Dogville (2003)
This has to be one of the largest disparities between the my appreciation of the story and my appreciation of the filmmaking I've ever seen. Curiously, though it has been too long ago for me to talk about it in much detail, Manderlay was my first Lars von Trier film, and as the second part of the (unfinished) trilogy that Dogville initiates. It uses the same tactics like heavy narration and a minimalist staging using chalk for building outlines. It also runs over two hours. Yet I at least liked it and its interesting perspective on post-slavery conditions and was engaged in it enough.
It is interesting to talk about Dogville as part of this extreme cinema marathon because, while it has a fairly extreme plot and a strongly misanthropic message, the way it is staged makes it positively tame. The fact that the artifice is front and center in the staging, as well as in a certain theatricality in the acting, never brings you as close, and the sexual and violent content is more implied than is typical of von Trier, even in Manderlay. This feels more like a textbook exercise in teaching us of the miserable or animalistic nature of man than an authentic story.
The far greater problem is with the runtime of just under three hours. Cutting a half hour would make it passable, cutting an hour would be entirely possible to make it good. There is just too much lolling around and inefficient narration. This feels more like listening to an audiobook at times. It isn't really until 90 minutes into the film that it starts to even show its hand at the eventual message.

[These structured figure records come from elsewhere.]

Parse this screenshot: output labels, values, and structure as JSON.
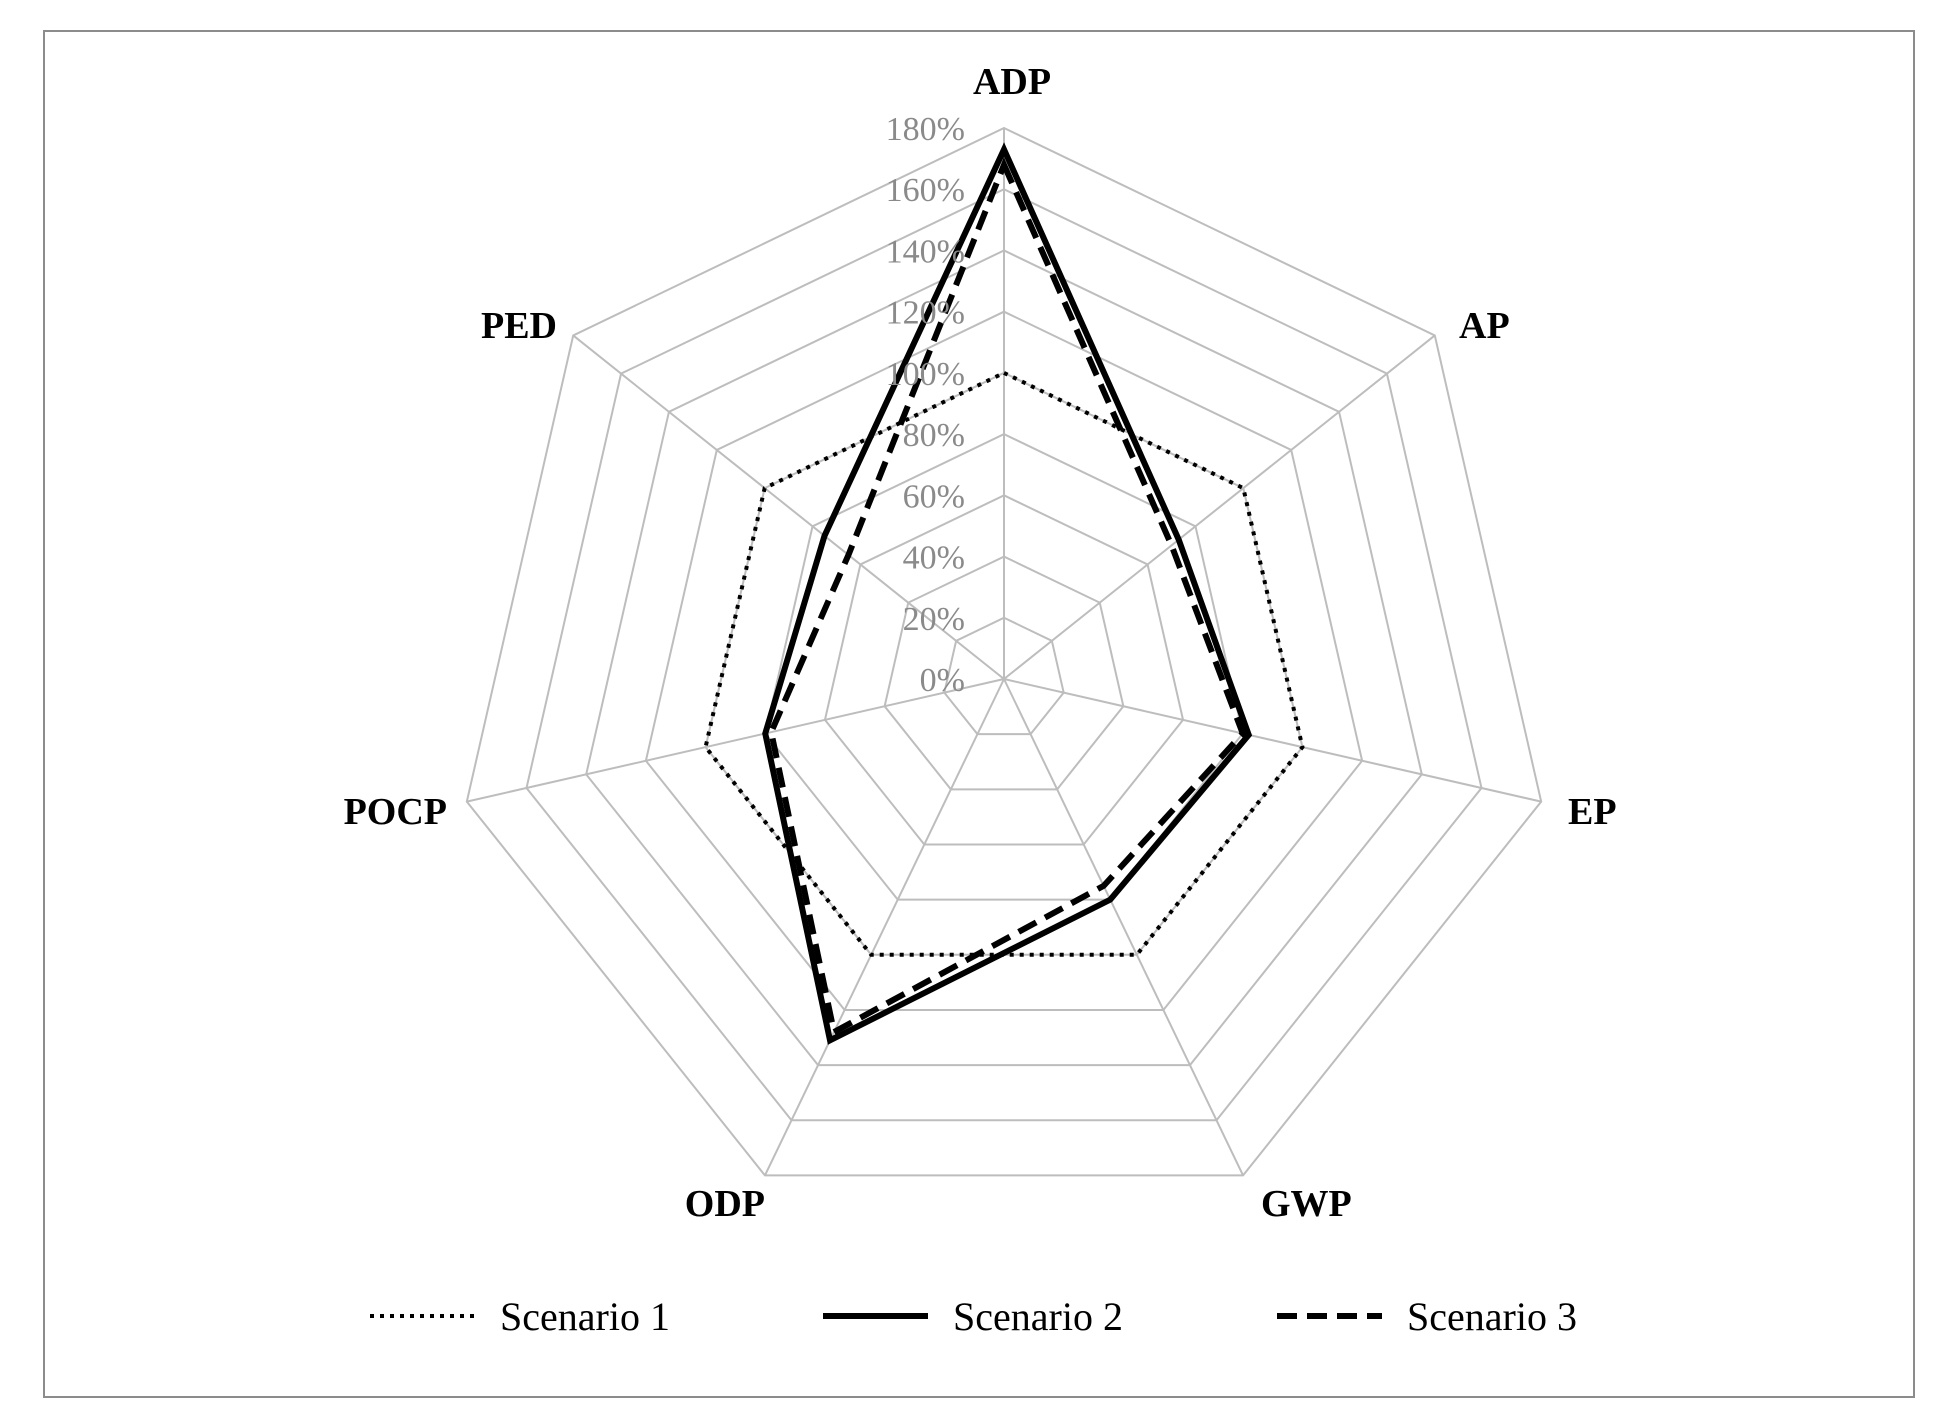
{
  "chart_data": {
    "type": "radar",
    "axes": [
      "ADP",
      "AP",
      "EP",
      "GWP",
      "ODP",
      "POCP",
      "PED"
    ],
    "ticks": [
      "0%",
      "20%",
      "40%",
      "60%",
      "80%",
      "100%",
      "120%",
      "140%",
      "160%",
      "180%"
    ],
    "rlim": [
      0,
      180
    ],
    "unit": "%",
    "grid": true,
    "legend_position": "bottom",
    "series": [
      {
        "name": "Scenario 1",
        "style": "dotted",
        "values": [
          100,
          100,
          100,
          100,
          100,
          100,
          100
        ]
      },
      {
        "name": "Scenario 2",
        "style": "solid",
        "values": [
          173,
          73,
          82,
          80,
          131,
          80,
          75
        ]
      },
      {
        "name": "Scenario 3",
        "style": "dashed",
        "values": [
          168,
          70,
          80,
          75,
          128,
          78,
          65
        ]
      }
    ]
  },
  "colors": {
    "series": "#000000",
    "grid": "#bdbdbd",
    "tick_text": "#8a8a8a",
    "frame": "#8c8c8c"
  }
}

But like I suggest, this is a very interesting outline for a story. Grace (Nicole Kidman) is on the run from gangsters and happens upon this small Colorado town and is protected by resident Tom Edison Jr. (Paul Bettany). Her precarious situation is faced with mistrust from the residents and so she sets out to prove her honesty and usefulness by assisting them with chores. Over (too much) time, this evolves into an increasingly exploitative relationship. Lars von Trier apparently describes the film as saying that "evil can arise anywhere, as long as the situation is right," which certainly fits the notion of a broader misanthropic interpretation. Ebert critiques him as being anti-American, which I accept tangentially, though with a less negative emphasis. It is a broader ideological point that America happens to embody simply about income inequality or the way people will turn desperation and need into their benefit. It is a selfish nature of humanity that again ties back into misanthropy, but one that I, though perhaps not von Trier, would argue some systems have done a better job resolving.
This is all to the good, but it just needed a better film telling the tale. Clip an hour and do just a little less to highlight the artificiality and come back to talk to me. Either way, I feel like this film as much as any others explains why von Trier might have been keen to depict the end of the world in Melancholia.